Poems Sigourney 1827/To the First Slave Ship
TO THE FIRST SLAVE SHIP.
First of that train which cursed the wave,
And from the rifled cabin bore,
Inheritor of wo,—the slave
To bless his palm-tree's shade no more,
Dire engine!—o'er the troubled main
Borne on in unresisted state,—
Know'st thou within thy dark domain
The secrets of thy prison'd freight?—
Hear'st thou their moans whom hope hath fled?—
Wild cries, in agonizing starts?—
Know'st thou thy humid sails are spread
With ceaseless sighs from broken hearts?—
The fetter'd chieftain's burning tear,—
The parted lover's mute despair,—
The childless mother's pang severe,—
The orphan's misery, are there.
Ah!—could'st thou from the scroll of fate
The annal read of future years,
Stripes,—tortures,—unrelenting hate,
And death-gasps drown'd in slavery's tears.

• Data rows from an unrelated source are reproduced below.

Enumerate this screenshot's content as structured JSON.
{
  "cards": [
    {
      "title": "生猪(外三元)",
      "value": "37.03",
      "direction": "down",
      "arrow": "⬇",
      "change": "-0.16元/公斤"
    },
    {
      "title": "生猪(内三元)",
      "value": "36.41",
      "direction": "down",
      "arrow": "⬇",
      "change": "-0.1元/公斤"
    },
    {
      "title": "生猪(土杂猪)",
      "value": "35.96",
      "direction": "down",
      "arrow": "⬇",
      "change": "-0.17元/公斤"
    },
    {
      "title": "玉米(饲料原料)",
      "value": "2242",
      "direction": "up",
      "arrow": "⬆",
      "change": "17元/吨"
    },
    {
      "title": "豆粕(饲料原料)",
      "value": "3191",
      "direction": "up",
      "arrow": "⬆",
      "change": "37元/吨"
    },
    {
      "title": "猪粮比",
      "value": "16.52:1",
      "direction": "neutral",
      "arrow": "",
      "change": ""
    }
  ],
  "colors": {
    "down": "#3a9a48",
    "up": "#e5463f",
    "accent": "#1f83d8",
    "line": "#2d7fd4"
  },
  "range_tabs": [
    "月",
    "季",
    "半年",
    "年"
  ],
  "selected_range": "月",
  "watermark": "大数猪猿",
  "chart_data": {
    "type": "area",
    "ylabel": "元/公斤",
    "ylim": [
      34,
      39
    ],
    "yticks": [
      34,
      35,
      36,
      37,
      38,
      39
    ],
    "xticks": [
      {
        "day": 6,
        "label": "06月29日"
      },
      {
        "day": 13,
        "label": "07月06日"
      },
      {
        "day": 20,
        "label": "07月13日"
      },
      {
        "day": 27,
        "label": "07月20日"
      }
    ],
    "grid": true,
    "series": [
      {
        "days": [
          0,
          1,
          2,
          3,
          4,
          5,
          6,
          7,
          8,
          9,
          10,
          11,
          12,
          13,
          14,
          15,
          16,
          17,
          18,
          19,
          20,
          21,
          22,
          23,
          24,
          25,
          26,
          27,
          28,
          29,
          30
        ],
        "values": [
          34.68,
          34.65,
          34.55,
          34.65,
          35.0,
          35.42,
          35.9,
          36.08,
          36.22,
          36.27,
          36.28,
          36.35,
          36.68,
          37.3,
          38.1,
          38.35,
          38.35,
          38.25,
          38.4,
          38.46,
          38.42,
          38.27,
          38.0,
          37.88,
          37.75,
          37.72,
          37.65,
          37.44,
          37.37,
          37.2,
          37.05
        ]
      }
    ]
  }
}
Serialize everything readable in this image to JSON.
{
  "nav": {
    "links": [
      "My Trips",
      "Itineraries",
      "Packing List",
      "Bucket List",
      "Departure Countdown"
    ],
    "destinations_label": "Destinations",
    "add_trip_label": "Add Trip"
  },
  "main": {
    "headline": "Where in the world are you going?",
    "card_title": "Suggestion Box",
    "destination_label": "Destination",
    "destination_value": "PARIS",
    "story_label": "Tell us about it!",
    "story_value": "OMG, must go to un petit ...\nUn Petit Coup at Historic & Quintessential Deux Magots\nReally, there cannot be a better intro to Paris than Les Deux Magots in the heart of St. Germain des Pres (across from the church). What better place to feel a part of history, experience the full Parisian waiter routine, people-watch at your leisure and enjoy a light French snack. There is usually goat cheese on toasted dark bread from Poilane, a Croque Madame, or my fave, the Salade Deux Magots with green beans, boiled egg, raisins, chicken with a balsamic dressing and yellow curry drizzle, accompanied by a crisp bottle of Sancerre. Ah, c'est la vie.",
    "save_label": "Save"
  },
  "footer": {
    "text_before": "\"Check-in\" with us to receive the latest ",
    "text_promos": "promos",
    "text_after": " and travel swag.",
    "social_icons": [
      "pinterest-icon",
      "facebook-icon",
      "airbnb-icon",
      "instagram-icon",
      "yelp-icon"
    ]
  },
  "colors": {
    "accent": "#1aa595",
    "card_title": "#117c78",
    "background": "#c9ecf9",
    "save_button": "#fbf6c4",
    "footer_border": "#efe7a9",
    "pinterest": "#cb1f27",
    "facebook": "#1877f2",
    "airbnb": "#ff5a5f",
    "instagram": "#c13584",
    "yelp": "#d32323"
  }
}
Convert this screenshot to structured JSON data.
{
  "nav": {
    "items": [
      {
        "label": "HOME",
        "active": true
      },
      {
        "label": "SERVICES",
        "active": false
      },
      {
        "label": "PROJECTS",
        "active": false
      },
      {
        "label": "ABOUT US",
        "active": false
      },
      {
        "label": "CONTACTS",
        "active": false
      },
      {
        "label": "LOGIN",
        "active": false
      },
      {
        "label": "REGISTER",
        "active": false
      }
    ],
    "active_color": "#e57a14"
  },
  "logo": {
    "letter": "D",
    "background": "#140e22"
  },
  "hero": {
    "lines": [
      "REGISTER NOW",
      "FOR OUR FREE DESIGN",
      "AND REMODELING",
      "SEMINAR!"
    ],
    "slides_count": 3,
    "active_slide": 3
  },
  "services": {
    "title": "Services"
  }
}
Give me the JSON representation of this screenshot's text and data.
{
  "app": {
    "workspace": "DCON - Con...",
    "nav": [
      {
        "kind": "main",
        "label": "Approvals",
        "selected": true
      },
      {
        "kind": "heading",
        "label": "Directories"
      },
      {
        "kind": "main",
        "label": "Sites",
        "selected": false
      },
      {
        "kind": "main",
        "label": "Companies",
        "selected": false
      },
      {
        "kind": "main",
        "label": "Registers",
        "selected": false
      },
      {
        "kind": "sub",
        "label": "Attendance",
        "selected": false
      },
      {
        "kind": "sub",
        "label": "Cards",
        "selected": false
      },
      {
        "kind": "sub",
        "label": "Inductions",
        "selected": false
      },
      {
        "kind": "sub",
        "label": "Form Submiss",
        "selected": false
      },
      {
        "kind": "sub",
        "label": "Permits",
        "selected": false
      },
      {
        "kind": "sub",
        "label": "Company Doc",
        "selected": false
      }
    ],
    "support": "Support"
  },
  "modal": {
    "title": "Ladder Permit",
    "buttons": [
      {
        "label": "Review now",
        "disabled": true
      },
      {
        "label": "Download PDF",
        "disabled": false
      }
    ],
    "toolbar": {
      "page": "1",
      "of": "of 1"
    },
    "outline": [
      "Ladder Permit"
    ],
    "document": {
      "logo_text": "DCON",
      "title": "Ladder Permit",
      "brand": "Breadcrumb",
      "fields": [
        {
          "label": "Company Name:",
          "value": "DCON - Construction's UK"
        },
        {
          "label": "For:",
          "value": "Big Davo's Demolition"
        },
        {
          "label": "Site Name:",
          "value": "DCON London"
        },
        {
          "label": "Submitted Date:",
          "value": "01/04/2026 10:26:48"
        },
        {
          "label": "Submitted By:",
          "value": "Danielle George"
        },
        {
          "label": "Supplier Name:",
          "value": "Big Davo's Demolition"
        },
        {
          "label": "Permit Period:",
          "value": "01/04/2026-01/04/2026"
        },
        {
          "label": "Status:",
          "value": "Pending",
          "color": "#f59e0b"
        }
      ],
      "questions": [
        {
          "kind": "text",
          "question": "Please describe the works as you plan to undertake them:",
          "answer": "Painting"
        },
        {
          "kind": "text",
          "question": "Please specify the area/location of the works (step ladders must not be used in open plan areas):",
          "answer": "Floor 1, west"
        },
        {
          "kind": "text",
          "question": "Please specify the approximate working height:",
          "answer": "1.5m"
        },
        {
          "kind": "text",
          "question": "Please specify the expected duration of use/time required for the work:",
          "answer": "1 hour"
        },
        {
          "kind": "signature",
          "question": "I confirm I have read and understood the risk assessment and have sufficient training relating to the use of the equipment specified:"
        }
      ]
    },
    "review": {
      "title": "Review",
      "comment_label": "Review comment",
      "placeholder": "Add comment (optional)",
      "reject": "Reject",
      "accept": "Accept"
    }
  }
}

Down,—down,—beneath the cleaving main
Thou fain would'st plunge where monsters lie,
Rather than ope the gates of pain
For time and for Eternity.—
Oh Afric!—what has been thy crime?—
That thus like Eden's fratricide,
A mark is set upon thy clime,
And every brother shuns thy side.—
Yet are thy wrongs, thou long-distrest!—
Thy burdens, by the world unweigh'd,
Safe in that Unforgetful Breast
Where all the sins of earth are laid.—
Poor outcast slave!—Our guilty land
Should tremble while she drinks thy tears,
Or sees in vengeful silence stand,
The beacon of thy shorten'd years;—
Should shrink to hear her sons proclaim
The sacred truth that heaven is just,—
Shrink even at her Judge's name,—
"Jehovah,—Saviour of the opprest."
The Sun upon thy forehead frown'd,
But Man more cruel far than he,
Dark fetters on thy spirit bound:—
Look to the mansions of the free!
Look to that realm where chains unbind,—
Where the pale tyrant drops his rod,
And where the patient sufferers find
A friend,—a father in their God.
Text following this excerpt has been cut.